The cast is full of names (including Susan Bullock, Lesley Garrett, Janis Kelly, and Marie McLaughlin) who were so important to some wonderful opera evenings in the final decades of the twentieth century particularly. Age is only a number so let’s not worry how old anyone was, but just celebrate the continuing artistry of all concerned and commend them for doing the best they could with what they were given. The collaborative nature of the composition of Jack the Ripper: The Women of Whitechapel meant nearly all of the principal cast got their ‘party piece’. There were standout performances from Josephine Barstow as the hard-hearted Maud and Alan Opie was the Pathologist who relished divulging the details of Eddowes’s murder. Barstow’s high notes are still a thing of wonder and Opie’s baritone remains suavely cultured. Natalya Romaniw is a rising star of this generation and she brought her maternal and compassionate Mary to as much life as Jenkins and Bell allowed the character.

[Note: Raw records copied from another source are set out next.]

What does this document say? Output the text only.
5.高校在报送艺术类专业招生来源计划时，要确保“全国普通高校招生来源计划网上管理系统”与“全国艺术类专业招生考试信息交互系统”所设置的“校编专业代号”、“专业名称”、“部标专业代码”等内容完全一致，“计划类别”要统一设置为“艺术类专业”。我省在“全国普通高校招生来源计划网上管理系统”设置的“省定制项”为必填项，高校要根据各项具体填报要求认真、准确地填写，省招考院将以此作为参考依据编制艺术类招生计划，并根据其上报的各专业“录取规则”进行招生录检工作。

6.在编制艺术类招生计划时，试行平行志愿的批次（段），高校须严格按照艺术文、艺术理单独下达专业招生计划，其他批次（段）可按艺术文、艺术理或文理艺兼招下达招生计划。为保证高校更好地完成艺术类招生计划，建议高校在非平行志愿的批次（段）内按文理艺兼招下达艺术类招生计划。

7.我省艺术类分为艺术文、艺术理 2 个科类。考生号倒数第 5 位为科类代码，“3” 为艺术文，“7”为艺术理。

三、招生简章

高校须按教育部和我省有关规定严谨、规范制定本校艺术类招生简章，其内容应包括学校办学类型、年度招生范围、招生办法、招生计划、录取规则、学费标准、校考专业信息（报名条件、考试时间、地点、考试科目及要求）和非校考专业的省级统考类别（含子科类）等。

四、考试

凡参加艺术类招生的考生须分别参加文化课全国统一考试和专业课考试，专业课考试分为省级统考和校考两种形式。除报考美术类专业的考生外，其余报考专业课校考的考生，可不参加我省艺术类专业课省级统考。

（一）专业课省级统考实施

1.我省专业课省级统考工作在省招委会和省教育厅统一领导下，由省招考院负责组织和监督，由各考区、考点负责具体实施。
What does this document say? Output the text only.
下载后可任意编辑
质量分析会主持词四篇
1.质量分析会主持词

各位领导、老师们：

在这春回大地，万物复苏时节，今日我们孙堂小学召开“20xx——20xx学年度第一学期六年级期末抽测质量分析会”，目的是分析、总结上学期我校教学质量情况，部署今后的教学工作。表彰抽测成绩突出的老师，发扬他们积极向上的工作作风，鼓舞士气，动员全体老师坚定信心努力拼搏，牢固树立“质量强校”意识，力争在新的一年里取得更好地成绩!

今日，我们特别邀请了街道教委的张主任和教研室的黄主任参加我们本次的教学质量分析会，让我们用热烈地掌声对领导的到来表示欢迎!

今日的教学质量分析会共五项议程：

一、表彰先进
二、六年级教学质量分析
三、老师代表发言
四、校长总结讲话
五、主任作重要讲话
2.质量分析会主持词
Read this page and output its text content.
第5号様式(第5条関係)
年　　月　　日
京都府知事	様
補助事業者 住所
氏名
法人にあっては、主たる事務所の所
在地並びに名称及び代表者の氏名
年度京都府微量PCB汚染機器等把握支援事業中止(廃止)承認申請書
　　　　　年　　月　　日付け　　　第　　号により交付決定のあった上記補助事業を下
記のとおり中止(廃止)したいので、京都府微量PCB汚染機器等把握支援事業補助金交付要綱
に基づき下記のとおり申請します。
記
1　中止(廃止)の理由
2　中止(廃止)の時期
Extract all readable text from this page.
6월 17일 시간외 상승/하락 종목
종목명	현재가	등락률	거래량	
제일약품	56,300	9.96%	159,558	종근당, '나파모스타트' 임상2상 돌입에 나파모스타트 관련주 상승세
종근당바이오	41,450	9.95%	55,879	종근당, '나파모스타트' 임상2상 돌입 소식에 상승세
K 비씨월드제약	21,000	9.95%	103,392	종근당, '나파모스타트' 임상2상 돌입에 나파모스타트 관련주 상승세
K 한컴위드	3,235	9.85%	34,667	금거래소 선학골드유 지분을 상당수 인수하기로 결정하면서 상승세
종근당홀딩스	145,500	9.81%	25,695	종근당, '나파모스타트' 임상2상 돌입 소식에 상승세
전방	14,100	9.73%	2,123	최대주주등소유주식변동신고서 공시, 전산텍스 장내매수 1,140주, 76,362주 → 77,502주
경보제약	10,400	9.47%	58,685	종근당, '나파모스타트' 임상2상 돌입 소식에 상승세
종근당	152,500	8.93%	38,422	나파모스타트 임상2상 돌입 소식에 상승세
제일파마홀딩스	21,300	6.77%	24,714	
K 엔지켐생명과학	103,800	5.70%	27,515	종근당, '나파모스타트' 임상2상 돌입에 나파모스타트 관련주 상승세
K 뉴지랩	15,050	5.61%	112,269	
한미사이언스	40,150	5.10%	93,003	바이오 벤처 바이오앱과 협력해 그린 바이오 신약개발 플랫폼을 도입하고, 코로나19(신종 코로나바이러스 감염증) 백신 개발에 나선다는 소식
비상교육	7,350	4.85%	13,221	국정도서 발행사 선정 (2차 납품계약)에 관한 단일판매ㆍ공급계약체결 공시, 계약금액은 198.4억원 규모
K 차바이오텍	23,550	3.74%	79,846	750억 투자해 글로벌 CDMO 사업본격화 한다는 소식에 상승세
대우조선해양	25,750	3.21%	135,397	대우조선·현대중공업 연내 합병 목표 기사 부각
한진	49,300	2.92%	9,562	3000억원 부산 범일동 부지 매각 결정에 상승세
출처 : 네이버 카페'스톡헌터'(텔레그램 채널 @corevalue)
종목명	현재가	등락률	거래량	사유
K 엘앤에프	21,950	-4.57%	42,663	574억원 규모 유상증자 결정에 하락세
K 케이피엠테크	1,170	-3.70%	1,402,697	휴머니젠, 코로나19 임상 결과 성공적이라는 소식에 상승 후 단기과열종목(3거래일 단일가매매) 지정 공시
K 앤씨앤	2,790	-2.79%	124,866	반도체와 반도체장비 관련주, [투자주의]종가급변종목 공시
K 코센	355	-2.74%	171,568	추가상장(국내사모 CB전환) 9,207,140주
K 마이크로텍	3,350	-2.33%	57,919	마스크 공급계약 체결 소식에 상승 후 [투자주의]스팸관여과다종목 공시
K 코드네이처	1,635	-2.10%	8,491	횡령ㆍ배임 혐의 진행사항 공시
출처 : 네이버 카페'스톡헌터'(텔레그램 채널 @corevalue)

Nicky Spence is clearly one of the best of ENO’s current roster of tenors and was a little wasted in a relatively minor role of Sergeant Johnny Strong and I hope to hear him in a leading Wagner role sooner rather than later. There were equally impressive performances from William Morgan’s sympathetic Writer and Alex Otterburn’s lovelorn Squibby. How wonderful it was to hear Robert Hayward as the stern and unyielding Commissioner, and I remember him auditioning for – and winning – The Wagner Society’s Bayreuth Bursary longer ago than either of us would probably care to remember!

Laudably Jenkins’s libretto has its basis in the facts of the events and conditions pertaining at the time they occurred, however what we see is dramatically inert and cries out to be edited down into an oratorio-like piece with a more manageable running time. Bell’s spare score regularly employs a cimbalom to create a musical miasma which give many scenes the appropriate atmosphere and there are – at pivotal moments – some slashing Bernard Hermann-like chords. Mostly however it is just a patchwork of eclectic themes and ideas, though the orchestra plays very well, and it is all carefully crafted by ENO’s music director Martyn Brabbins.

Emilia Fox’s new documentary said nothing new about the events in London during 1888 and sadly neither did this new opera allow ‘The Women of Whitechapel’ to be more than the cyphers they have always been.